You open a window and you see your neighbour. You smell the cooking—often nicer than yours—you hear snatches of conversations, guffaws, and sometimes arguments. Over a period of time, the window reveals more, and when you nod at him in the corridors—it is the nod of someone who knows, the nod from just a window away. It’s quite the same with India and Pakistan, though far more acrimonious than neighbourly customs dictate.
This issue is a special one on Pakistan, written almost entirely by writers and journalists based there. It is an attempt to open more windows, to hear more conversations. We find how in the present times of ultra-nationalism in Pakistan, India is an object of distrust and anger, how certain organisations are deepening the divide.
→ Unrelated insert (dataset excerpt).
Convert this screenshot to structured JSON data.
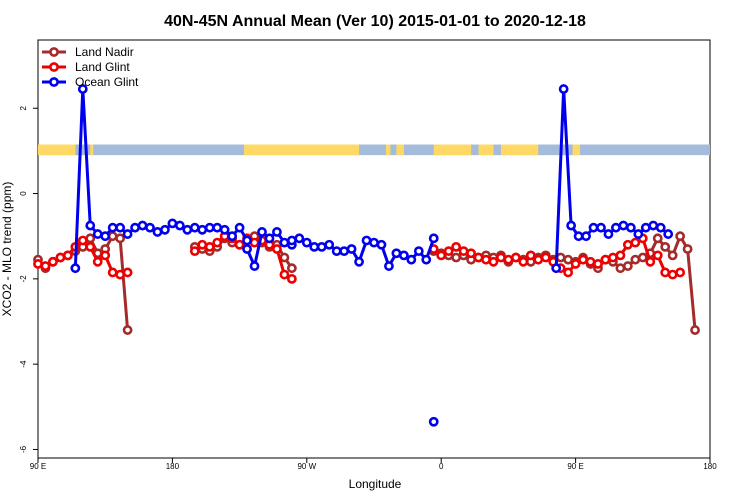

We look into the madarsa system, children are schooled in theology, where “secular subjects” like Science and History often find no place, and the worldview shaped is in conflict with modernity.
We peek into Karachi, Pakistan’s cosmopolitan port city, and find a modern metropolis trying to shrug off its violent past, trying to reclaim its cultural ethos. Concerts, plays, cafés have made a comeback, as have Bollywood films, and perhaps it is easier to get bootleg liquor these days. The well-heeled middle and upper classes have found shelter in this, while the cultural space for the economically weaker classes still needs to grow.
We focus on the minorities in Pakistan. The Ahmediyya community, declared by law as “not Muslims”, continue to struggle. They face discrimination, their mosques have been bombed, and there are calls for even more draconian measures. In our narrative “Half a country, half a life” we tell the story of Hindu migrants from Pakistan, forced to leave their homeland and come to India because they didn’t feel secure. They live here, often overstaying on their visas, and struggle to make a new life.
Essays in this issue include those on the pressures on the media in Pakistan, and that on the popularity of Hindi films.
We showcase Lahore through the works of Mahboob Ali, a painter who uses the woodcut technique, and has been the only artist of his kind in Pakistan for 40 years. Our interviewee this month is Jamil Ahmad, author of The Wandering Falcon, a career civil servant who served in the tribal areas of Pakistan. He says he found the “Ideal” in the tribal way of living.